October 28, 2010
Alaska

Wind project faces deadline for stimulus cash

By Tim Bradner, Morris News Service - Alaska, homernews.com 27 October 2010

The clock is ticking on the Fire Island wind project. Cook Inlet Region Inc. has to get contracts finalized with regional electric utilities and get the project under construction by December or $44 million in up-front federal stimulus cash that could help lower the project’s financing costs will lapse, CIRI officials say.

That could affect the cost of the wind power because financing could become more expensive.

Negotiations on a power purchase agreement for the wind project are continuing with Chugach Electric Association, Municipal Light and Power, Matanuska Electric Association and Golden Valley Electric Association in Fairbanks.

Neither CIRI or the utilities could give an estimate of when or if agreement could be reached.
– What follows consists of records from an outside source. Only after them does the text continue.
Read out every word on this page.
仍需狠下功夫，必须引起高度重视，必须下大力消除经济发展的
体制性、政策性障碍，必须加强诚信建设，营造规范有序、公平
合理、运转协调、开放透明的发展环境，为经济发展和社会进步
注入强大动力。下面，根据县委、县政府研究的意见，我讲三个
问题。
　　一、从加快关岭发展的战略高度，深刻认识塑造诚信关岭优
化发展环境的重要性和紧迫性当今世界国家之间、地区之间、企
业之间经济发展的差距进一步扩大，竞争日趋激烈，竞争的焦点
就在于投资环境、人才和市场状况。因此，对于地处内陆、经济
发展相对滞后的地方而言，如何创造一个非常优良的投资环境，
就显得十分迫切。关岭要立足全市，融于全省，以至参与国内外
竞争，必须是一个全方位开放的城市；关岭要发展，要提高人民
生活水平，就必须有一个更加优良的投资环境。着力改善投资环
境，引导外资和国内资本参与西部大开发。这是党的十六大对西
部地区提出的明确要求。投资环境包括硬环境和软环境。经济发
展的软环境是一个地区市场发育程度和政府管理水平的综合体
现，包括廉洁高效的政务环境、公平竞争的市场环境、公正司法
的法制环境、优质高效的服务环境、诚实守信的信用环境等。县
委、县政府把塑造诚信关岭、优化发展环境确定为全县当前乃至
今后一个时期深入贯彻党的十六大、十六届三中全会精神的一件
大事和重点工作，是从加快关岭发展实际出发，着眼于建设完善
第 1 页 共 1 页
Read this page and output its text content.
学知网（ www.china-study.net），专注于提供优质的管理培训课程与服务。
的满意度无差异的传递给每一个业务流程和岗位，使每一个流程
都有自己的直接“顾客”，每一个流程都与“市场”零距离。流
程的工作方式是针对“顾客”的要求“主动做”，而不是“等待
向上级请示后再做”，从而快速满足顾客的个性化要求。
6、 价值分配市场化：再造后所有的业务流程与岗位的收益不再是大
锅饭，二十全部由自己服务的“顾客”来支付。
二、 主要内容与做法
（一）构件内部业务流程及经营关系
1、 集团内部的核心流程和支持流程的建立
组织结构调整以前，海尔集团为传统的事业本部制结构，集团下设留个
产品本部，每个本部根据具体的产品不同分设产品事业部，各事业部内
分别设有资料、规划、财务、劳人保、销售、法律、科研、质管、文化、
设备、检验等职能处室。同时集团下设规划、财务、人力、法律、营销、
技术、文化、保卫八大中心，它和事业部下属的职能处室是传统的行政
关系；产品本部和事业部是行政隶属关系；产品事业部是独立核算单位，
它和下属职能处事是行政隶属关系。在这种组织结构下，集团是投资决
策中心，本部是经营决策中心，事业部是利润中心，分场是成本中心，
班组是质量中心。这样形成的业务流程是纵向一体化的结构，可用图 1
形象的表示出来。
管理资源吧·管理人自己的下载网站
One of the major issues Chugach and ML&P are wrestling with are the technical problems of integrating variable wind power with the existing power grid, which gets most of its power from natural gas and, to a lesser extent, hydro.

“Integration is a serious issue for us. The problem is how we integrate the wind, which is a variable resource, into a system that is designed for a constant load,” Chugach spokesman Phil Steyer said.

Chugach has an engineering study under way on the integration question, Steyer said.

Suzanne Gibson, CIRI’s senior director for energy development, believes the integration issue should be manageable because Fire Island would supply only about 3 percent of the total Railbelt power load.

“Utilities are used to dealing with this kind of variability. They have generation units going on and off line all the time,” she said.

An advantage for Southcentral Alaska is that natural gas-fired generation units can be powered up or down efficiently, unlike coal-fired plants, she said.

Meanwhile, CIRI believes it has given the utilities a good price.

“We feel we’ve made the utilities a very attractive offer in terms of price, of 9.9 cents a kilowatt hour,” said Ethan Schutt, CIRI’s senior vice president for land and energy development.

The price compares favorably with what utilities expect to be paying for natural gas, which is getting more expensive as old gas fields in the Southcentral region are depleted.

The capital cost for the total Fire Island project is estimated at about $180 million, including the cost of transmission lines to shore and the cost of integrating the power.

About $70 million in public financing is available: $45 million through the stimulus program and a $25 million state capital appropriation. This leaves about $110 million to be financed privately by CIRI. Reducing the private portion of the cost is important because that directly affects the cost of power to the consumer, CIRI spokesman Jim Jager said.

The stimulus payment is in lieu of federal renewable energy tax credits for the same amount, and that would also help the project financing. The difference is that the money comes as a lump sum early in construction instead of in payments made later and spread over a number of years, as would happen with tax credits, Jager said.

“Making use of the tax credit also requires the taxpayer to have enough taxable income in that year, which is always an uncertainty,” he said. “It could affect our financing for the start of construction next spring. That could get a lot more expensive, and that would affect the project cost and the cost of the power.”

A $25 million state capital appropriation also is available to help finance power transmission lines from the island to shore, but this money is not available to the project until the power sales agreements are signed.

CIRI intends to own the project itself. The corporation will have spent about $6 million by the end of the year, mostly in engineering and permitting costs, but including limited site clearing and other work done on the island. CIRI owns most of the island.

“We have a lot of clearing and site preparation that has been done, and we’re also installing the foundations for the first two turbines,” Jager said.

The plan for Fire Island involves construction of 33 wind turbines with each capable of generating 1.6 megawatts. The combined capacity of the project would be about 50 megawatts, but the actual output is expected to be 144,000 megawatts per year, or enough to power 17,000 average-sized homes, Jager said.

The savings in natural gas that would not be burned as fuel by the utilities would be about 1.5 billion cubic feet a year.

That’s enough to fill a gap looming in Southcentral Alaska gas supplies that would otherwise have to be filled by imported liquefied natural gas, Jager said. Fire Island could help buy time until a natural gas pipeline is built to bring North Slope gas south, or gas becomes available from another source in the region, such as from new gas discoveries or an underground coal gasification project CIRI itself is working on.

Tim Bradner is a reporter for the Alaska Journal of Commerce.